Though Ingo didn't mention it here, on the commit itself he said:
I have to take your word about this simplifying and speeding up the evaluator.
I can't currently comment on the code quality, but I trust you there.
I obviously haven't tried this, yet, but I seem to have come to like the idea, so go for it.
You still can name the refinement variables if you like. The times when it makes the most sense to do so is when your refinement has an active name, which due to the shortage of short non-noun names available in Rebol, you usually want to recover those from LIB. The previous model didn't do this...so you used up two names.
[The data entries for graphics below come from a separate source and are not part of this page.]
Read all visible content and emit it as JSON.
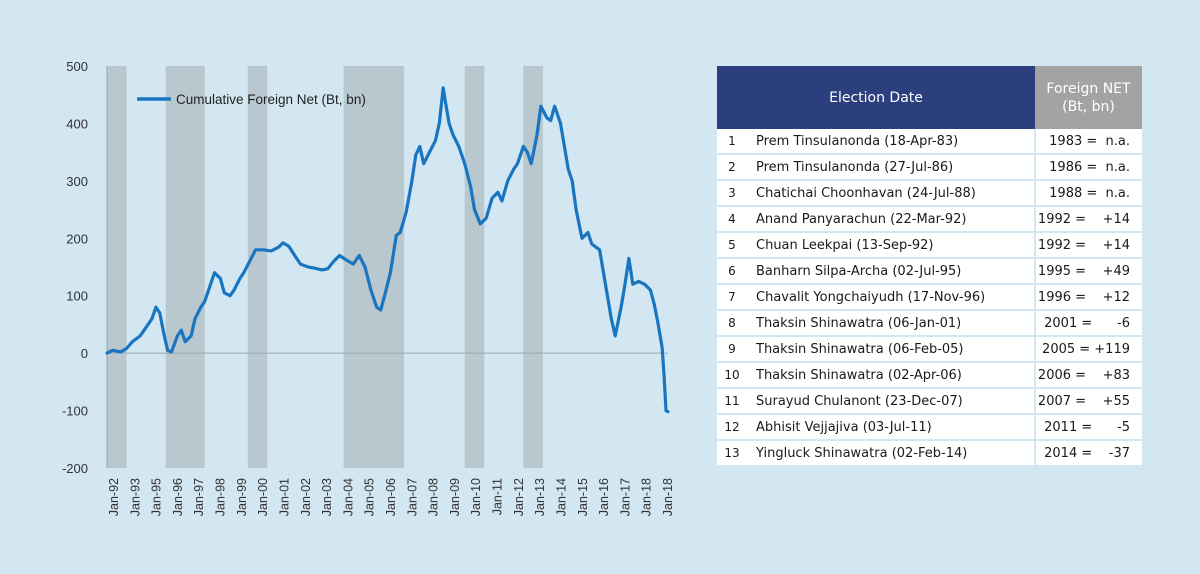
{
  "chart_data": {
    "type": "line",
    "series": [
      {
        "name": "Cumulative Foreign Net (Bt, bn)",
        "color": "#1a75c0",
        "points": [
          [
            1992.0,
            0
          ],
          [
            1992.3,
            5
          ],
          [
            1992.7,
            2
          ],
          [
            1993.0,
            8
          ],
          [
            1993.3,
            20
          ],
          [
            1993.7,
            30
          ],
          [
            1994.0,
            45
          ],
          [
            1994.3,
            60
          ],
          [
            1994.5,
            80
          ],
          [
            1994.7,
            70
          ],
          [
            1994.9,
            35
          ],
          [
            1995.1,
            5
          ],
          [
            1995.3,
            2
          ],
          [
            1995.6,
            30
          ],
          [
            1995.8,
            40
          ],
          [
            1996.0,
            20
          ],
          [
            1996.3,
            30
          ],
          [
            1996.5,
            60
          ],
          [
            1996.8,
            80
          ],
          [
            1997.0,
            90
          ],
          [
            1997.3,
            120
          ],
          [
            1997.5,
            140
          ],
          [
            1997.8,
            130
          ],
          [
            1998.0,
            105
          ],
          [
            1998.3,
            100
          ],
          [
            1998.5,
            110
          ],
          [
            1998.8,
            130
          ],
          [
            1999.0,
            140
          ],
          [
            1999.3,
            160
          ],
          [
            1999.6,
            180
          ],
          [
            2000.0,
            180
          ],
          [
            2000.4,
            178
          ],
          [
            2000.8,
            185
          ],
          [
            2001.0,
            192
          ],
          [
            2001.3,
            186
          ],
          [
            2001.6,
            170
          ],
          [
            2001.9,
            155
          ],
          [
            2002.3,
            150
          ],
          [
            2002.6,
            148
          ],
          [
            2003.0,
            145
          ],
          [
            2003.3,
            147
          ],
          [
            2003.6,
            160
          ],
          [
            2003.9,
            170
          ],
          [
            2004.2,
            163
          ],
          [
            2004.6,
            155
          ],
          [
            2004.9,
            170
          ],
          [
            2005.2,
            150
          ],
          [
            2005.5,
            110
          ],
          [
            2005.8,
            80
          ],
          [
            2006.0,
            75
          ],
          [
            2006.2,
            100
          ],
          [
            2006.5,
            140
          ],
          [
            2006.8,
            205
          ],
          [
            2007.0,
            210
          ],
          [
            2007.3,
            245
          ],
          [
            2007.6,
            300
          ],
          [
            2007.8,
            345
          ],
          [
            2008.0,
            360
          ],
          [
            2008.2,
            330
          ],
          [
            2008.5,
            350
          ],
          [
            2008.8,
            370
          ],
          [
            2009.0,
            400
          ],
          [
            2009.2,
            462
          ],
          [
            2009.3,
            440
          ],
          [
            2009.5,
            400
          ],
          [
            2009.7,
            380
          ],
          [
            2010.0,
            360
          ],
          [
            2010.3,
            330
          ],
          [
            2010.6,
            290
          ],
          [
            2010.8,
            250
          ],
          [
            2011.1,
            225
          ],
          [
            2011.4,
            235
          ],
          [
            2011.7,
            270
          ],
          [
            2012.0,
            280
          ],
          [
            2012.2,
            265
          ],
          [
            2012.5,
            300
          ],
          [
            2012.8,
            320
          ],
          [
            2013.0,
            330
          ],
          [
            2013.3,
            360
          ],
          [
            2013.5,
            350
          ],
          [
            2013.7,
            330
          ],
          [
            2014.0,
            380
          ],
          [
            2014.2,
            430
          ],
          [
            2014.5,
            410
          ],
          [
            2014.7,
            405
          ],
          [
            2014.9,
            430
          ],
          [
            2015.0,
            420
          ],
          [
            2015.2,
            400
          ],
          [
            2015.4,
            360
          ],
          [
            2015.6,
            320
          ],
          [
            2015.8,
            300
          ],
          [
            2016.0,
            250
          ],
          [
            2016.3,
            200
          ],
          [
            2016.6,
            210
          ],
          [
            2016.8,
            190
          ],
          [
            2017.2,
            180
          ],
          [
            2017.4,
            140
          ],
          [
            2017.6,
            100
          ],
          [
            2017.8,
            60
          ],
          [
            2018.0,
            30
          ],
          [
            2018.3,
            80
          ],
          [
            2018.5,
            120
          ],
          [
            2018.7,
            165
          ],
          [
            2018.9,
            120
          ],
          [
            2019.2,
            125
          ],
          [
            2019.5,
            120
          ],
          [
            2019.8,
            110
          ],
          [
            2020.0,
            85
          ],
          [
            2020.2,
            50
          ],
          [
            2020.4,
            10
          ],
          [
            2020.5,
            -40
          ],
          [
            2020.6,
            -100
          ],
          [
            2020.7,
            -102
          ]
        ]
      }
    ],
    "ylim": [
      -200,
      500
    ],
    "yticks": [
      "500",
      "400",
      "300",
      "200",
      "100",
      "0",
      "-100",
      "-200"
    ],
    "ytick_values": [
      500,
      400,
      300,
      200,
      100,
      0,
      -100,
      -200
    ],
    "xticks": [
      "Jan-92",
      "Jan-93",
      "Jan-95",
      "Jan-96",
      "Jan-97",
      "Jan-98",
      "Jan-99",
      "Jan-00",
      "Jan-01",
      "Jan-02",
      "Jan-03",
      "Jan-04",
      "Jan-05",
      "Jan-06",
      "Jan-07",
      "Jan-08",
      "Jan-09",
      "Jan-10",
      "Jan-11",
      "Jan-12",
      "Jan-13",
      "Jan-14",
      "Jan-15",
      "Jan-16",
      "Jan-17",
      "Jan-18",
      "Jan-18"
    ],
    "election_bands": [
      [
        1992.0,
        1993.0
      ],
      [
        1995.0,
        1997.0
      ],
      [
        1999.2,
        2000.2
      ],
      [
        2004.1,
        2007.2
      ],
      [
        2010.3,
        2011.3
      ],
      [
        2013.3,
        2014.3
      ]
    ],
    "legend": "top-left",
    "grid": false,
    "colors": {
      "line": "#1a75c0",
      "band": "#b9c7cf",
      "axis_text": "#333333"
    }
  },
  "table": {
    "header_date": "Election Date",
    "header_net_line1": "Foreign NET",
    "header_net_line2": "(Bt, bn)",
    "rows": [
      {
        "n": "1",
        "name": "Prem Tinsulanonda (18-Apr-83)",
        "net": "1983 =  n.a."
      },
      {
        "n": "2",
        "name": "Prem Tinsulanonda (27-Jul-86)",
        "net": "1986 =  n.a."
      },
      {
        "n": "3",
        "name": "Chatichai Choonhavan (24-Jul-88)",
        "net": "1988 =  n.a."
      },
      {
        "n": "4",
        "name": "Anand Panyarachun (22-Mar-92)",
        "net": "1992 =    +14"
      },
      {
        "n": "5",
        "name": "Chuan Leekpai (13-Sep-92)",
        "net": "1992 =    +14"
      },
      {
        "n": "6",
        "name": "Banharn Silpa-Archa (02-Jul-95)",
        "net": "1995 =    +49"
      },
      {
        "n": "7",
        "name": "Chavalit Yongchaiyudh (17-Nov-96)",
        "net": "1996 =    +12"
      },
      {
        "n": "8",
        "name": "Thaksin Shinawatra (06-Jan-01)",
        "net": "2001 =      -6"
      },
      {
        "n": "9",
        "name": "Thaksin Shinawatra (06-Feb-05)",
        "net": "2005 = +119"
      },
      {
        "n": "10",
        "name": "Thaksin Shinawatra (02-Apr-06)",
        "net": "2006 =    +83"
      },
      {
        "n": "11",
        "name": "Surayud Chulanont (23-Dec-07)",
        "net": "2007 =    +55"
      },
      {
        "n": "12",
        "name": "Abhisit Vejjajiva (03-Jul-11)",
        "net": "2011 =      -5"
      },
      {
        "n": "13",
        "name": "Yingluck Shinawatra (02-Feb-14)",
        "net": "2014 =    -37"
      }
    ]
  }
}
For instance, in these patches to @rgchris's curl.reb, the /AS refinement is changed to /AGENT. I don't know if the right decision would be to call the refinement /AGENT (probably is), but I wanted to show the issue of when you want to get AS the operator back how you have to do it today...which you would have had to do using such a refinement name. I think there should be something in the spec dialect which does this shuffle for you...which probably means capturing the meaning of AS however it was when the function was defined (e.g. COMPOSE-ing it into the body) vs. blindly getting it from lib.
That's all open to suggestions, but this change is in, and the Redbol layer emulates the old interface. Let me know of any questions/comments/concerns.
(Note: While I may make it "look easy" to do these kinds of changes to the system, they are -a lot- of work. But the impressive thing is the resilience of the asserts and debug mechanics that allow the changes. It's not the kind of thing R3-Alpha/Red would be prepared to do. Which indicates just how much more potential the Ren-C codebase has in it.)